まだ食べられるのに捨てられる食品を減らそう
みなさんの家の冷蔵庫や、近くのスーパー、コンビニにある食べ物には、「賞味期限」が書かれています。賞味期限とは、その食品をおいしく食べられる目安の期間のことです。ところが、賞味期限まで日にちがたくさん残っていて、まだ十分に食べられるのに、お店に並べてもらえずに捨てられてしまう食べ物があることを知っていますか。せっかく作られた食料が捨てられてしまうのは、とてももったいないことです。日本は食料の多くを外国からの輸入にたよっていて、自給率の低さも問題になっています。だからこそ、食べ物をむだにしない取り組みが大切になっています。

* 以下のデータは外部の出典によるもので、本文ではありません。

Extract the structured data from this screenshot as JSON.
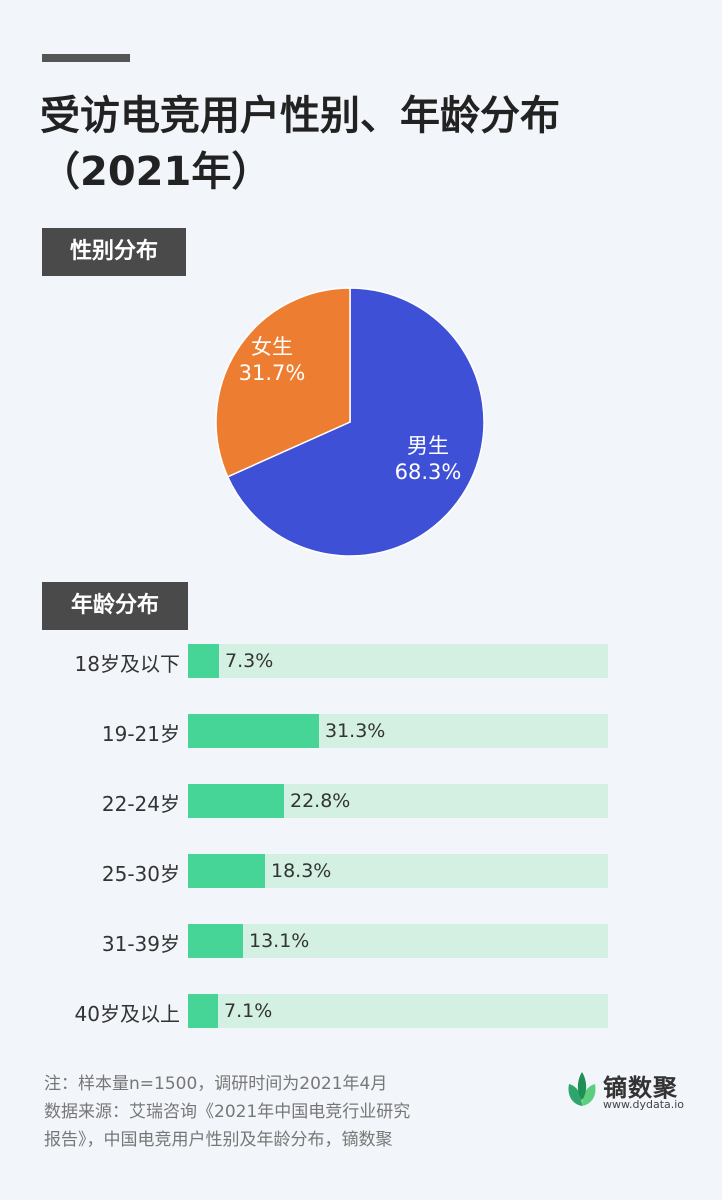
{
  "title": "受访电竞用户性别、年龄分布（2021年）",
  "gender_section": {
    "label": "性别分布"
  },
  "age_section": {
    "label": "年龄分布"
  },
  "colors": {
    "male": "#3e50d6",
    "female": "#ed7d31",
    "bar_fill": "#47d597",
    "bar_track": "#d3f0e3",
    "tag_bg": "#4a4a4a"
  },
  "chart_data": [
    {
      "type": "pie",
      "title": "性别分布",
      "slices": [
        {
          "label": "男生",
          "value": 68.3,
          "value_label": "68.3%"
        },
        {
          "label": "女生",
          "value": 31.7,
          "value_label": "31.7%"
        }
      ]
    },
    {
      "type": "bar",
      "orientation": "horizontal",
      "title": "年龄分布",
      "categories": [
        "18岁及以下",
        "19-21岁",
        "22-24岁",
        "25-30岁",
        "31-39岁",
        "40岁及以上"
      ],
      "values": [
        7.3,
        31.3,
        22.8,
        18.3,
        13.1,
        7.1
      ],
      "value_labels": [
        "7.3%",
        "31.3%",
        "22.8%",
        "18.3%",
        "13.1%",
        "7.1%"
      ],
      "xlim": [
        0,
        100
      ]
    }
  ],
  "footnote": {
    "line1": "注：样本量n=1500，调研时间为2021年4月",
    "line2": "数据来源：艾瑞咨询《2021年中国电竞行业研究",
    "line3": "报告》，中国电竞用户性别及年龄分布，镝数聚"
  },
  "logo": {
    "name": "镝数聚",
    "url": "www.dydata.io",
    "icon": "leaf-icon"
  }
}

令和5年(2023年)10月の終わりに、農林水産省は、食品を作る会社やお店が、昔からの決まりごとを見直して食べ物のむだを減らそうとしている取り組みのようすを発表しました。その中で農林水産省が問題にしているのが「3分の1ルール」です。これは、食品が作られてからお店に届くまでの間に、賞味期間の3分の1の日にちが過ぎる前に、お店に納品(品物を届けること)しなければならないという、食品業界の中で続いてきた決まりごとです。このルールがあると、賞味期限までまだ多くの日にちが残っているのに、納品が間に合わなかった商品は行き場をなくし、捨てられてしまいます。そこで農林水産省は、この納品の期限をゆるめるように会社やお店によびかけてきました。その結果、期限をゆるめる食品の小売事業者は297社に増えました。これは前の年(令和4年)の240社より、57社多い数です。また農林水産省は、毎年10月30日を「全国いっせい商慣習見直しの日」と決めて、納品期限をゆるめることのほかにも、賞味期限を「年月」で分かりやすく表示すること、賞味期限をのばすこと、まだ食べられる食品をフードバンクや子ども食堂にわたすことなどをすすめています。
ここで出てきた言葉を説明します。「サプライチェーン」とは、食べ物が作られてから、運ばれて、お店に届き、わたしたちが買うまでの流れ全体のことです。「商慣習」とは、業界の中で昔から続けられてきた決まりごとや習わしのことです。「フードバンク」は、まだ食べられるのに余ってしまった食品を集めて、必要としている人に無料でわたすしくみです。「子ども食堂」は、子どもたちが安く、または無料で食事をとれる場所です。食べられる食べ物を捨てずに生かすことは、世界中で取り組まれている持続可能な社会(SDGs)の目標にもつながっています。買った食べ物を残さず食べること、賞味期限をよく見て計画的に使うことなど、わたしたち一人一人にもできることがあります。食べ物を大切にする気持ちが、これからの未来をささえていくのです。